Mon réveil me tire de mes pensées. Je renifle et me dis tout haut :


- Et dire qu’Anya les admire et les a rejoint après tout ça…Je la déteste, elle et ses stupides Leaders !


Je finis par me lever péniblement puis enfile l’uniforme composé d’une jupe bleue, d’une chemise bleue plus claire et d’un blazer noir sur lequel est brodé le drapeau de la Dimension du Jour et de la Nuit. Celui-ci est composé d’un pistolet entouré de part et d’autre d’un soleil et d’une lune, sur un fond bleu foncé. J’attache mes longs cheveux en queue de cheval puis me dévisage dans le miroir. Je me considère comme une fille banale, hormis mes cheveux d’un noir de jais et mes yeux gris clair. Je rentre mon collier dans ma chemise car le port de bijou est formellement interdit au lycée Je descends prendre mon déjeuner, qui n’a de « déjeuner » que le nom En effet, les Leaders ont jugé inutile de bien se nourrir. Nous prenons donc des comprimés à chaque repas, même si nous avons droit à de la vraie nourriture durant les trois fêtes : Le Bal de la Victoire, La Cérémonie de la Gloire et Le Festin des Morts.
Une fois mes pilules avalées, je me prépare à prendre les bus. Celui-ci arrive rapidement.
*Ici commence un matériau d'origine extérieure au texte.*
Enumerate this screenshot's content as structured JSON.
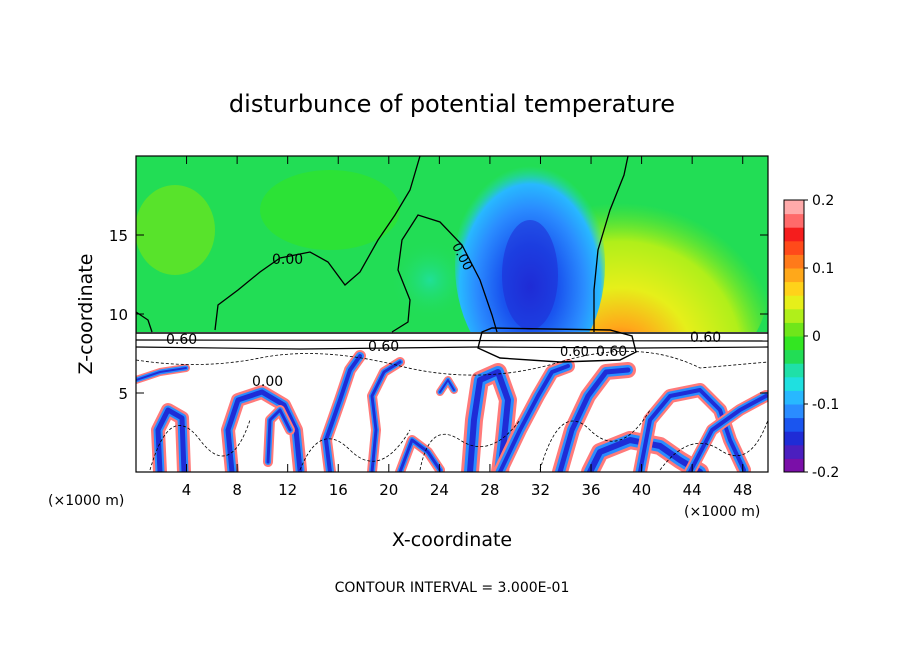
{
  "chart_data": {
    "type": "heatmap",
    "title": "disturbunce of potential temperature",
    "xlabel": "X-coordinate",
    "ylabel": "Z-coordinate",
    "x_unit": "(×1000 m)",
    "xlim": [
      0,
      50
    ],
    "ylim": [
      0,
      20
    ],
    "x_ticks": [
      4,
      8,
      12,
      16,
      20,
      24,
      28,
      32,
      36,
      40,
      44,
      48
    ],
    "y_ticks": [
      5,
      10,
      15
    ],
    "colorbar": {
      "range": [
        -0.2,
        0.2
      ],
      "tick_labels": [
        "0.2",
        "0.1",
        "0",
        "-0.1",
        "-0.2"
      ],
      "tick_values": [
        0.2,
        0.1,
        0,
        -0.1,
        -0.2
      ],
      "colors": [
        "#7a0fa8",
        "#4b1fbf",
        "#1f2cd6",
        "#1a55ef",
        "#2a8cff",
        "#28b8ff",
        "#1fe0e0",
        "#1fe0a8",
        "#22dd55",
        "#33e622",
        "#6fe61a",
        "#b0ef1a",
        "#e6ef1a",
        "#ffd21a",
        "#ffa81a",
        "#ff7a1a",
        "#ff4a1a",
        "#f51d1d",
        "#ff6a6a",
        "#ffaaaa"
      ]
    },
    "contour_labels": [
      "0.00",
      "0.00",
      "0.00",
      "0.60",
      "0.60",
      "0.60",
      "0.60",
      "0.60"
    ],
    "footer": "CONTOUR INTERVAL = 3.000E-01"
  }
}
Je prends place près de Tullia, où je peux voir Hermond en tenue militaire, une mine dépitée sur le visage. Il n’aime pas son métier et se considère comme un traître, mais il n’a pas le choix. Il descend à son arrêt avec ses camarades pour rejoindre une navette qui le conduira à sa base.
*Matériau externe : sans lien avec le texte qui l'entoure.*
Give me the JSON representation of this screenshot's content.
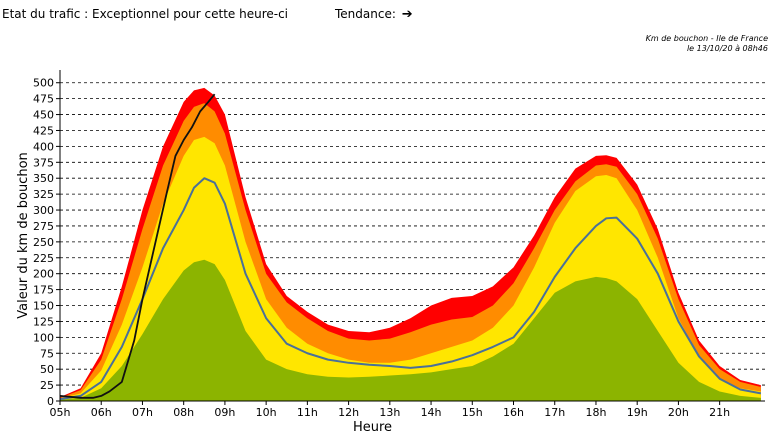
{
  "header": {
    "status_label": "Etat du trafic : Exceptionnel pour cette heure-ci",
    "trend_label": "Tendance:",
    "trend_arrow": "➔"
  },
  "chart_meta": {
    "line1": "Km de bouchon - Ile de France",
    "line2": "le 13/10/20 à 08h46"
  },
  "chart_data": {
    "type": "area",
    "xlabel": "Heure",
    "ylabel": "Valeur du  km de bouchon",
    "ylim": [
      0,
      520
    ],
    "yticks": [
      0,
      25,
      50,
      75,
      100,
      125,
      150,
      175,
      200,
      225,
      250,
      275,
      300,
      325,
      350,
      375,
      400,
      425,
      450,
      475,
      500
    ],
    "xlim": [
      5.0,
      22.1
    ],
    "xticks": [
      {
        "x": 5,
        "label": "05h"
      },
      {
        "x": 6,
        "label": "06h"
      },
      {
        "x": 7,
        "label": "07h"
      },
      {
        "x": 8,
        "label": "08h"
      },
      {
        "x": 9,
        "label": "09h"
      },
      {
        "x": 10,
        "label": "10h"
      },
      {
        "x": 11,
        "label": "11h"
      },
      {
        "x": 12,
        "label": "12h"
      },
      {
        "x": 13,
        "label": "13h"
      },
      {
        "x": 14,
        "label": "14h"
      },
      {
        "x": 15,
        "label": "15h"
      },
      {
        "x": 16,
        "label": "16h"
      },
      {
        "x": 17,
        "label": "17h"
      },
      {
        "x": 18,
        "label": "18h"
      },
      {
        "x": 19,
        "label": "19h"
      },
      {
        "x": 20,
        "label": "20h"
      },
      {
        "x": 21,
        "label": "21h"
      }
    ],
    "grid": "horizontal-dashed",
    "x": [
      5.0,
      5.5,
      6.0,
      6.5,
      7.0,
      7.5,
      8.0,
      8.25,
      8.5,
      8.75,
      9.0,
      9.5,
      10.0,
      10.5,
      11.0,
      11.5,
      12.0,
      12.5,
      13.0,
      13.5,
      14.0,
      14.5,
      15.0,
      15.5,
      16.0,
      16.5,
      17.0,
      17.5,
      18.0,
      18.25,
      18.5,
      19.0,
      19.5,
      20.0,
      20.5,
      21.0,
      21.5,
      22.0
    ],
    "bands": [
      {
        "color": "#ff0000",
        "values": [
          6,
          20,
          75,
          180,
          300,
          400,
          470,
          488,
          492,
          480,
          450,
          320,
          215,
          165,
          140,
          120,
          110,
          108,
          115,
          130,
          150,
          162,
          165,
          180,
          210,
          260,
          320,
          365,
          385,
          386,
          382,
          340,
          270,
          170,
          95,
          55,
          33,
          25
        ]
      },
      {
        "color": "#ff8c00",
        "values": [
          5,
          17,
          65,
          160,
          270,
          370,
          440,
          462,
          468,
          455,
          420,
          300,
          200,
          155,
          130,
          110,
          98,
          95,
          98,
          108,
          120,
          128,
          132,
          150,
          185,
          240,
          300,
          345,
          370,
          372,
          368,
          325,
          255,
          160,
          88,
          50,
          30,
          22
        ]
      },
      {
        "color": "#ffe600",
        "values": [
          4,
          12,
          48,
          120,
          210,
          310,
          385,
          410,
          415,
          405,
          370,
          250,
          160,
          115,
          90,
          75,
          65,
          60,
          60,
          65,
          75,
          85,
          95,
          115,
          150,
          210,
          280,
          330,
          353,
          355,
          350,
          300,
          225,
          130,
          70,
          35,
          20,
          15
        ]
      },
      {
        "color": "#8cb400",
        "values": [
          2,
          5,
          20,
          55,
          105,
          160,
          205,
          218,
          222,
          215,
          190,
          110,
          65,
          50,
          42,
          38,
          37,
          38,
          40,
          42,
          45,
          50,
          55,
          70,
          90,
          130,
          170,
          188,
          195,
          193,
          188,
          160,
          110,
          60,
          30,
          15,
          8,
          5
        ]
      }
    ],
    "series": [
      {
        "color": "#4a7099",
        "values": [
          3,
          8,
          30,
          85,
          160,
          240,
          300,
          335,
          350,
          343,
          310,
          200,
          130,
          90,
          75,
          65,
          60,
          57,
          55,
          52,
          55,
          62,
          72,
          85,
          100,
          140,
          195,
          240,
          275,
          287,
          288,
          255,
          200,
          125,
          70,
          35,
          18,
          12
        ]
      },
      {
        "color": "#111111",
        "x": [
          5.0,
          5.5,
          5.8,
          6.0,
          6.2,
          6.5,
          6.8,
          7.0,
          7.3,
          7.6,
          7.8,
          8.0,
          8.2,
          8.4,
          8.6,
          8.75
        ],
        "values": [
          8,
          5,
          5,
          8,
          15,
          30,
          95,
          160,
          245,
          330,
          385,
          410,
          430,
          455,
          470,
          482
        ]
      }
    ]
  }
}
- Agé ! Ici la Terre, tu me reçois ? dit Tullia en agitant sa main devant mon nez.


Devant mon manque de réaction, elle suit mon regard et laisse échapper un « Oh ! ».


- Ça doit être dur pour lui, me dit-elle doucement.
- Il ne s’y fait toujours pas, même après deux ans, je lui réponds les yeux dans le vague.


Je soupire et me tourne vers elle.


- Et dans un an, nous serons dans le même bateau…A faire un métier dont nous ne voulons pas.


Dans cette nouvelle dictature, notre profession est prédestinée mais nous ne l’aimons généralement pas car des bugs quotidiens sur leurs machines nous indiquent les métiers où nous sommes les plus performants, et non des métiers qui vont nous plaire. Contrairement à nous les Humains, les Inters ont le destin qu’ils veulent. A dix-sept ans, nous allons sur le lieu de notre futur travail pour apprendre les ficelles du métier jusqu’à nos dix-neuf ans, où nous sommes totalement autonomes. L’année prochaine, je serai amenée à aller dans un hôpital pour apprendre à devenir Infirmière, et mes études achevées, je prendrai un appartement avec Wilfrid. Nous avons l’obligation d’avoir un enfant minimum mais Anya a réussi à s’arranger avec les Leaders. Son «enfant» est Vilma et elles vivent dans un immeuble des quartiers riches.


- Ouais, renchérit Tullia. Franchement, la machine a dû avoir un bug phénoménal quand elle m’a attribué Policière. Tu me vois avec ce métier ? Moi une Reb…
Je lui plaque précipitamment ma main sur sa bouche avant qu’elle ne sorte le mot en entier.
- Chut ! T’es folle ou quoi ? lui dis-je en la libérant.
- Excuse-moi, me répond-elle penaude. J’ai oublié.


Nous arrivons au lycée. C’est un bâtiment qui ressemble à la Pointe Noire mais il n’est pas en cône. Sa forme cylindrique possède plus de cinquante étages car c’est aussi un lieu de recherches en tous genre. 
Tous mes cours se déroulent ici, mais je n’arrive à rester éveillée qu’à seulement deux d’entre eux, Le sport et les maths. A l’heure de notre pseudo-repas, je rejoins Tullia et d’autres amis à la cafétéria. Parmi eux, se trouvent Darke, un Inter que j’apprécie malgré tout. Il n’y est pour rien dans cette guerre. Il reste neutre dans ses opinions, ne prenant parti ni pour son peuple, ni pour les humains.
Nous prenons place, nos verres et comprimés à la main.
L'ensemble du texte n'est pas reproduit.